V.18. Or je tiens qu’il n’y a pas de proportion entre les maux de cette vie, et cette gloire qui doit un jour paraître en nous.
[158] [...] Cela se peut entendre non seulement de la gloire éternelle, mais du bonheur que l’âme anéantie goûte même dès cette vie dans la souffrance. O si l’on savait à quel bonheur inconcevable l’on peut arriver dès cette vie ! Lorsque l’on est regardé de tout le monde comme des personnes malheureuses, on goûte un bonheur inconcevable. O Dieu ! vous seul le savez, et l’âme qui l’éprouve. Cette paix inaltérable, ce rassasiement parfait, cette égalité admirable que rien ne peut changer, en sont les fruits. [...]
V.21. D’être délivrés de cet asservissement à la corruption pour participer à la liberté de la gloire de son fond.
V.22. Car nous savons que jusqu’à cette heure, toutes les créatures soupirent et sont dans le travail de l’enfantement.
Cette espérance reste au milieu des plus grandes misères et c’est ce qui soutient l’âme. Au commencement elle est plus aperçue ; ensuite elle devient plus profonde et plus cachée ; cette espérance enfin ne devient plus que comme un instinct caché dans le plus profond de l’âme, qui penche à cette délivrance du poids de sa corruption : et plus ce poids vient sur sa fin, plus elle souhaite d’en être délivrée, jusqu’à ce qu’enfin elle ne puisse plus le souhaiter, parce que véritablement sa délivrance est faite, quoiqu’elle ne le connaisse pas toujours.
Car l’âme est un long temps délivrée de son poids sans connaître sa délivrance, à cause qu’elle en a été si fatiguée que la lassitude qui [160] lui en reste, est comme un poids et un lourd fardeau. Elle aperçoit cependant au travers de tout cela une certaine liberté, une largeur et une étendue, qu’elle n’avait pas auparavant, comme une personne qui était presque suffoquée dans la terre dont elle était accablée et couverte, se trouvant peu à peu plus dégagée, respire aussi peu à peu avec d’autant plus plaisir, qu’elle avait été privée de ce soulagement ; cependant ses douleurs et ses fatigues sont si grandes, qu’elle est comme une personne à demi endormie. Lorsqu’elle est de cette sorte, il lui semble toujours être chargée de son poids ; mais dans les moments qu’elle s’éveille, elle voit bien que cela n’est plus ; et après un peu de temps, elle est entièrement affranchie et du poids et de la lassitude. [...]

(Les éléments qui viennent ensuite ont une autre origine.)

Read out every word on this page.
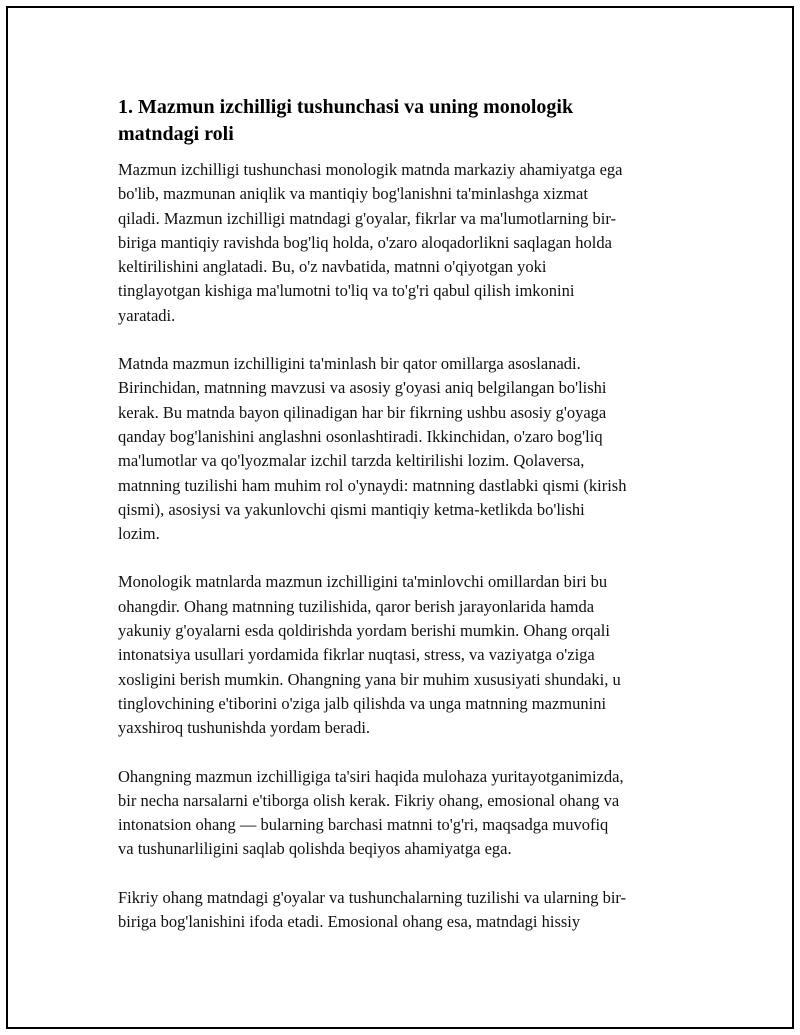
1. Mazmun izchilligi tushunchasi va uning monologik
matndagi roli

Mazmun izchilligi tushunchasi monologik matnda markaziy ahamiyatga ega
bo'lib, mazmunan aniqlik va mantiqiy bog'lanishni ta'minlashga xizmat
qiladi. Mazmun izchilligi matndagi g'oyalar, fikrlar va ma'lumotlarning bir-
biriga mantiqiy ravishda bog'liq holda, o'zaro aloqadorlikni saqlagan holda
keltirilishini anglatadi. Bu, o'z navbatida, matnni o'qiyotgan yoki
tinglayotgan kishiga ma'lumotni to'liq va to'g'ri qabul qilish imkonini
yaratadi.

Matnda mazmun izchilligini ta'minlash bir qator omillarga asoslanadi.
Birinchidan, matnning mavzusi va asosiy g'oyasi aniq belgilangan bo'lishi
kerak. Bu matnda bayon qilinadigan har bir fikrning ushbu asosiy g'oyaga
qanday bog'lanishini anglashni osonlashtiradi. Ikkinchidan, o'zaro bog'liq
ma'lumotlar va qo'lyozmalar izchil tarzda keltirilishi lozim. Qolaversa,
matnning tuzilishi ham muhim rol o'ynaydi: matnning dastlabki qismi (kirish
qismi), asosiysi va yakunlovchi qismi mantiqiy ketma-ketlikda bo'lishi
lozim.

Monologik matnlarda mazmun izchilligini ta'minlovchi omillardan biri bu
ohangdir. Ohang matnning tuzilishida, qaror berish jarayonlarida hamda
yakuniy g'oyalarni esda qoldirishda yordam berishi mumkin. Ohang orqali
intonatsiya usullari yordamida fikrlar nuqtasi, stress, va vaziyatga o'ziga
xosligini berish mumkin. Ohangning yana bir muhim xususiyati shundaki, u
tinglovchining e'tiborini o'ziga jalb qilishda va unga matnning mazmunini
yaxshiroq tushunishda yordam beradi.

Ohangning mazmun izchilligiga ta'siri haqida mulohaza yuritayotganimizda,
bir necha narsalarni e'tiborga olish kerak. Fikriy ohang, emosional ohang va
intonatsion ohang — bularning barchasi matnni to'g'ri, maqsadga muvofiq
va tushunarliligini saqlab qolishda beqiyos ahamiyatga ega.

Fikriy ohang matndagi g'oyalar va tushunchalarning tuzilishi va ularning bir-
biriga bog'lanishini ifoda etadi. Emosional ohang esa, matndagi hissiy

Pour concevoir la pensée de saint Paul, il faut prendre les choses du côté du centre. Toutes les créatures tendent à leur centre, et ont une pente inconcevable d’y arriver, mais hélas ! elles sont toutes arrêtées ; et elles sont à cause de cela dans un état le plus violent du monde, jusqu’à ce qu’ayant franchi tous les obstacles, elles n’en trouvent plus, et qu’elles puissent, suivant leur cours naturel, s’écouler dans leur fin. Cela [161] est autant pour les créatures inanimées que pour les raisonnables.
Mais si elles ont toutes un centre et une fin, on peut dire que l’homme, ayant une fin infiniment plus noble et plus relevée, a aussi une ardeur et une activité de retourner à sa fin tout autre que toutes les autres créatures, Dieu ayant donné l’activité conforme à la noblesse du sujet et à la grandeur de la fin. Cela étant de cette sorte, l’homme a une pente si forte de retourner à son origine qu’elle passe tout ce qui s’en peut dire ; et s’il n’était pas diverti de cette vigoureuse pente par les emplois de la vie et par les nécessités du corps, il serait emporté en un instant avec une vitesse qui passe tout ce qui s’en peut imaginer.

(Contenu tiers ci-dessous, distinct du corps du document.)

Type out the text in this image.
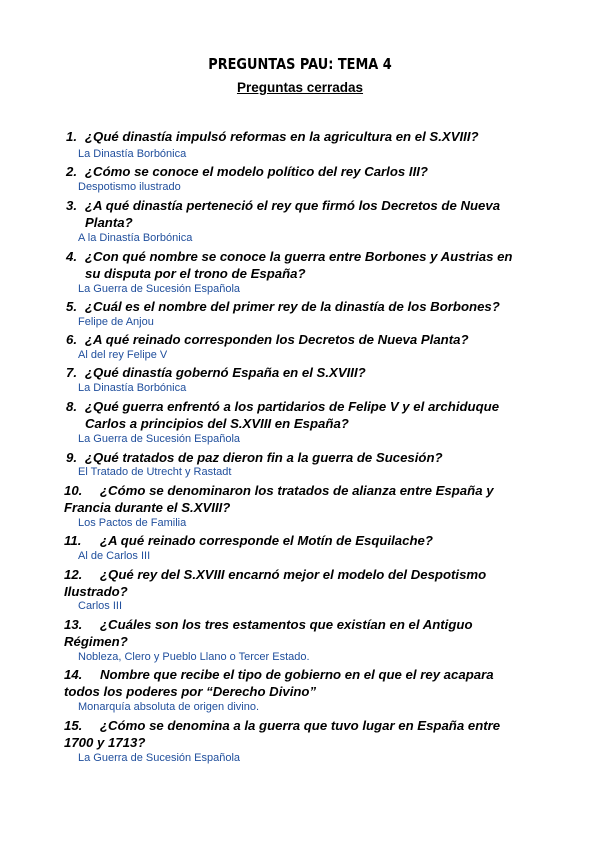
PREGUNTAS PAU: TEMA 4
Preguntas cerradas
1. ¿Qué dinastía impulsó reformas en la agricultura en el S.XVIII?
La Dinastía Borbónica
2. ¿Cómo se conoce el modelo político del rey Carlos III?
Despotismo ilustrado
3. ¿A qué dinastía perteneció el rey que firmó los Decretos de Nueva
Planta?
A la Dinastía Borbónica
4. ¿Con qué nombre se conoce la guerra entre Borbones y Austrias en
su disputa por el trono de España?
La Guerra de Sucesión Española
5. ¿Cuál es el nombre del primer rey de la dinastía de los Borbones?
Felipe de Anjou
6. ¿A qué reinado corresponden los Decretos de Nueva Planta?
Al del rey Felipe V
7. ¿Qué dinastía gobernó España en el S.XVIII?
La Dinastía Borbónica
8. ¿Qué guerra enfrentó a los partidarios de Felipe V y el archiduque
Carlos a principios del S.XVIII en España?
La Guerra de Sucesión Española
9. ¿Qué tratados de paz dieron fin a la guerra de Sucesión?
El Tratado de Utrecht y Rastadt
10. ¿Cómo se denominaron los tratados de alianza entre España y
Francia durante el S.XVIII?
Los Pactos de Familia
11. ¿A qué reinado corresponde el Motín de Esquilache?
Al de Carlos III
12. ¿Qué rey del S.XVIII encarnó mejor el modelo del Despotismo
Ilustrado?
Carlos III
13. ¿Cuáles son los tres estamentos que existían en el Antiguo
Régimen?
Nobleza, Clero y Pueblo Llano o Tercer Estado.
14. Nombre que recibe el tipo de gobierno en el que el rey acapara
todos los poderes por “Derecho Divino”
Monarquía absoluta de origen divino.
15. ¿Cómo se denomina a la guerra que tuvo lugar en España entre
1700 y 1713?
La Guerra de Sucesión Española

[...] [162] on peut voir par là et la force de l’instinct que Dieu a mis dans l’homme pour être uni à Lui, et si l’homme ne peut avoir de véritable paix dans cette vie que par l’union à Dieu.
Ceci supposé, je dis que, sur le témoignage de saint Paul, toutes les créatures gémissent sous le poids qui les empêche de courir à leur centre, et de s’y unir ; et c’est pour elles une douleur d’accouchement. Jamais rien ne fut mieux expliqué. [...]
V.32. S’Il n’a pas épargné Son propre Fils [...] que ne nous donnera-t-Il point après nous L’avoir donné?
[173][...] ces choses ne sont pas si extraordinaires que nous n’y puissions prétendre [...] c’est un défaut de courage de dire que l’on n’ose pas prétendre à ces grandes choses [...] pourquoi ne tendez-vous pas de toutes vos forces à l’union divine? Après que Dieu vous a donné Son Fils, vous pourra-t-Il refuser un si grand bien ? [...]
V.35. Qui nous séparera donc de la charité de Jésus-Christ ? Sera-ce l’affliction, ou les déplaisirs, ou la faim, ou la nudité, ou les périls, ou la persécution, ou l’épée ?
V.36. Ainsi qu’il est écrit : On nous fait sans cesse mourir pour l’amour de Vous ; l’on nous traite comme des brebis destinées à être égorgées.
V.37. Mais parmi tous ces maux nous demeurons victorieux par Celui qui nous a aimés.
Saint Paul, après avoir fait remarquer comme les élus et les âmes intérieures n’ont rien à craindre de la part des créatures, et que les accusations des hommes et des démons ne leur peuvent nuire, parce que c’est Dieu Lui-même qui les justifie, prouve ensuite l’établissement parfait de la charité, et la confirmation de la grâce où l’âme peut arriver dès cette vie par la perte de toute propriété, et par la consommation de l’âme en Dieu, qui est la parfaite charité. Il le fait par un argument qu’il se fait à lui-même. Puisque, dit-il, toutes les créatures ne peuvent nuire à une telle âme, qui est-ce donc qui la séparera de la charité de Jésus-Christ ? Seront-ce les états par où Dieu la fait passer pour Lui être agréable ? O, dit-il, c’est, au contraire, ce qui unit plutôt l’âme à son Dieu.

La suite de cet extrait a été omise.